The DNI, Documento Nacional de Identidad, has existed electronically for only three years but has been around in other forms for a good deal longer. Apparently General Franco decided in 1944 that such a document was needed but it was not until 1951 that the first were issued, number 1 for the Generalisimo himself, number 2 for Mrs Franco and number 3 for their daughter.
King Juan Carlos and Queen Sofia, then only Prince and Princess of Spain, did not receive theirs, numbers 10 and 11, until 1965. Then in 1980, numbers 12 and 14 went to the Infantas Elena and Cristina (number 13 was not used, presumably to avoid misfortune) and their younger brother, Felipe, was given number 15.
According to Franciso Tesorero, Secretario General de la the Unidad de Documentacion de Espanoles y Archivos de la Policia Nacional (there's a title and a half!), the DNI was undoubtedly intended as a tool for controlling the people. The first to be documented were newly released prisoners and anyone whose profession caused them to move around a lot and to change residence frequently.
Initially the cost of the DNI was means-tested. Those who were judged to be pobres de solemnidad, seriously poor, and the unemployed got their DNI for free. Nowadays, the DNI-e, the electronic version, costs a standard 10 euros, considerably less than a UK passport and a little less than the NIE, foreign national's number.
Here are some other odd facts regarding the DNI:-
- everyone over 14 must have one;
- according to one source of information, it is illegal to go around indocumentado and you can be given an on-the-spot- fine for not carrying your ID card;
- the same number is used on your driving license;
- it is needed in order to open a bank account - hence some of our early difficulties! - and to collect pensions and benefits;
- since 2001, in the Basque Country, Catalonia and Galicia, it is bilingual (that language thing again!);
- for a while it did not specify the gender of the holder but this was reintroduced in 1981;
- it used to indicate profession, marital status and blood group but this stopped in 1985, perhaps because fewer and fewer people stayed in the same profession for long periods of time (an international phenomenon) and because divorce became legally available in 1981 and suddenly large numbers of people availed themselves of it!
- the DNI-e has a chip which allows the holder to access various IT facilities and, despite Spain's still low, but growing, IT provision, more than 100,000 new cards are issued each month, apparently.
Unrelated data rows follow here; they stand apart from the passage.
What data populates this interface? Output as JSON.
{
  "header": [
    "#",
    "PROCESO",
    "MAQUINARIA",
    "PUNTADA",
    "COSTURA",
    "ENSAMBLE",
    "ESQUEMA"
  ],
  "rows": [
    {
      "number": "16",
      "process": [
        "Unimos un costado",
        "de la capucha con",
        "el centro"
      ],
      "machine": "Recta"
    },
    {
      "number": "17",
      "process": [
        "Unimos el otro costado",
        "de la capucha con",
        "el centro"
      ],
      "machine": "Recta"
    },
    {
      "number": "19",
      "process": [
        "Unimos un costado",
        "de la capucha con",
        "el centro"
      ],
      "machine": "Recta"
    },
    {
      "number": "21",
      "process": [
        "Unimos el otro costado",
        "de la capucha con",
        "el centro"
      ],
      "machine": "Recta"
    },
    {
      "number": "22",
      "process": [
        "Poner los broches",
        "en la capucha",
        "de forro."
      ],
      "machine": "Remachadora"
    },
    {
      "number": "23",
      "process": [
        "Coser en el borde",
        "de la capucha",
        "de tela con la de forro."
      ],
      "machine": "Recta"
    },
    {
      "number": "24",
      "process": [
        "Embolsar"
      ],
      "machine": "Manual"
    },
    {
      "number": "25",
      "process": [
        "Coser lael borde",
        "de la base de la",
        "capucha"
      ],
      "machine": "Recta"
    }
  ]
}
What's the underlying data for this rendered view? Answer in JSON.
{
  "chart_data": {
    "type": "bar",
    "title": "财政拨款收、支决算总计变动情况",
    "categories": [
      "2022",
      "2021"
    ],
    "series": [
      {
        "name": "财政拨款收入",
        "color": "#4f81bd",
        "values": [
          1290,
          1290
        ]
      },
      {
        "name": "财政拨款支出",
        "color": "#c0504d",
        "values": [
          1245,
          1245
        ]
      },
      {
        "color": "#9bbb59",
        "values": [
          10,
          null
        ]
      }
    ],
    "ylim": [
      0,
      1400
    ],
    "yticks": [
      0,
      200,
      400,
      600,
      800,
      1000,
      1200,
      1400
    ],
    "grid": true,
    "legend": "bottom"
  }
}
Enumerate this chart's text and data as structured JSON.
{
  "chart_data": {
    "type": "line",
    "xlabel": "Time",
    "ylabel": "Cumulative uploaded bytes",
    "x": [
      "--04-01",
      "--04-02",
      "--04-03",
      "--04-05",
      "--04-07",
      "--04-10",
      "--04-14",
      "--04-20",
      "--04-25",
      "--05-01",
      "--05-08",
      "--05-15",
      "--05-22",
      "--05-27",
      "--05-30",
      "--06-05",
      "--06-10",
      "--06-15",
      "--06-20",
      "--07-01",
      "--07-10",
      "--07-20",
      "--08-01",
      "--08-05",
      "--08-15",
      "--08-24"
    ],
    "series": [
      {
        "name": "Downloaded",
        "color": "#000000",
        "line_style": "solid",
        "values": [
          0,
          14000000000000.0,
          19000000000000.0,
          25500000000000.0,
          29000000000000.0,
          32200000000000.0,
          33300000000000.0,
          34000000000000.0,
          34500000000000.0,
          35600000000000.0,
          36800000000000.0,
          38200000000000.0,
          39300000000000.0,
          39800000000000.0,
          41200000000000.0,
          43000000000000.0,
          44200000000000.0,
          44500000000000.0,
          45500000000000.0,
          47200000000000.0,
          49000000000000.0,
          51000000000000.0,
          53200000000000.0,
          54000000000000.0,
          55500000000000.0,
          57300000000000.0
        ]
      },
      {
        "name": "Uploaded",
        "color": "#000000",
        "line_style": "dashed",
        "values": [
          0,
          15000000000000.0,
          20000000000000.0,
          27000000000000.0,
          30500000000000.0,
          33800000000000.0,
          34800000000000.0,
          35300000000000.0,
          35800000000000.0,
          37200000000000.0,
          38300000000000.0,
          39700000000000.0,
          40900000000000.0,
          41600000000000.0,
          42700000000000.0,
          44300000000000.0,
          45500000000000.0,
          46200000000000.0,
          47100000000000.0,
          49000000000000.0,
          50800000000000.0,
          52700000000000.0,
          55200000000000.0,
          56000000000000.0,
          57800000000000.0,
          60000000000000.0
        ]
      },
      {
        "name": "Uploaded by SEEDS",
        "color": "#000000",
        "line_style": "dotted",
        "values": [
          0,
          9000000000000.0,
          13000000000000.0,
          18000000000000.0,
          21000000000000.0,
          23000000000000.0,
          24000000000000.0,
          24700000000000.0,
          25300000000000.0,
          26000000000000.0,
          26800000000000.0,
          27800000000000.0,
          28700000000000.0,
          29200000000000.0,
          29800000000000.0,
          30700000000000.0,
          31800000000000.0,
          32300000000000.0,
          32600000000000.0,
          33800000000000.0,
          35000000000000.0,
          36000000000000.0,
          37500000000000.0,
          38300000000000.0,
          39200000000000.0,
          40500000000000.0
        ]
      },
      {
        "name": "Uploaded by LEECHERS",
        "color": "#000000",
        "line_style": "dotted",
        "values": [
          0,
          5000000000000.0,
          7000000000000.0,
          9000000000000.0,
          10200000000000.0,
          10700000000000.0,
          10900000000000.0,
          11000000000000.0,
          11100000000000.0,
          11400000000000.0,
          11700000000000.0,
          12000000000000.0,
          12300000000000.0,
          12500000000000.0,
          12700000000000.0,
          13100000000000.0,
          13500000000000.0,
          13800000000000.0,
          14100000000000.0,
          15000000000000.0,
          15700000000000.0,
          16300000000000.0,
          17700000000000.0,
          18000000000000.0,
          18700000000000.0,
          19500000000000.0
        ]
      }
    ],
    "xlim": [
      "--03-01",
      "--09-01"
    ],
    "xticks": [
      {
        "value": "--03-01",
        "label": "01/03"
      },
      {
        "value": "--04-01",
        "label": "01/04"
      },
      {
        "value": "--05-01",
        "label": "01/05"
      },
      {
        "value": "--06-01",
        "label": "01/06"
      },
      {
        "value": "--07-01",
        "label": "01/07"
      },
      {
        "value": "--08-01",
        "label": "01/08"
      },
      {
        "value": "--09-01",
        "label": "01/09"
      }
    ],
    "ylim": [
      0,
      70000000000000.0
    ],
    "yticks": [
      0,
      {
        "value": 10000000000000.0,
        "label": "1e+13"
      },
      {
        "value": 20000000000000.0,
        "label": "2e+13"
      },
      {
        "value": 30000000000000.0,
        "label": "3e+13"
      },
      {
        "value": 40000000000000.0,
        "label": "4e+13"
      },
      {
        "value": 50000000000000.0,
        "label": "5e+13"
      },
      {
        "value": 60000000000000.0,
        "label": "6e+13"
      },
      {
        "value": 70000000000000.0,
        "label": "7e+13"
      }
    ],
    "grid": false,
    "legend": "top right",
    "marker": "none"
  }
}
ID cards used to be obligatory in France but nowadays they will accept a passport as ID. Spot checks are carried out in poor districts!
In Germany all over-16s must have an ID card or a passport but it is not necesary to carry it on your person at all times.
Since 2005 all Greeks aged 12 or over must have an ID card and citizens must produce them at the request of law enforcers.
Italians can apply for their ID cards from age 15 but must have one by the time they are 18. It is not obligatory to carry it on your person but if outside your community of residence you must be able to produce it. So, in practice most people carry it around with them.
Meanwhile, in the UK, where there has not been an ID card since the 1950s, we continue to debate the matter and go on using driving licenses, utility bills and all sorts of odds and ends to identify ourselves!
I, of course, have been known to travel to Portugal from here using only my Vigo library card as ID!!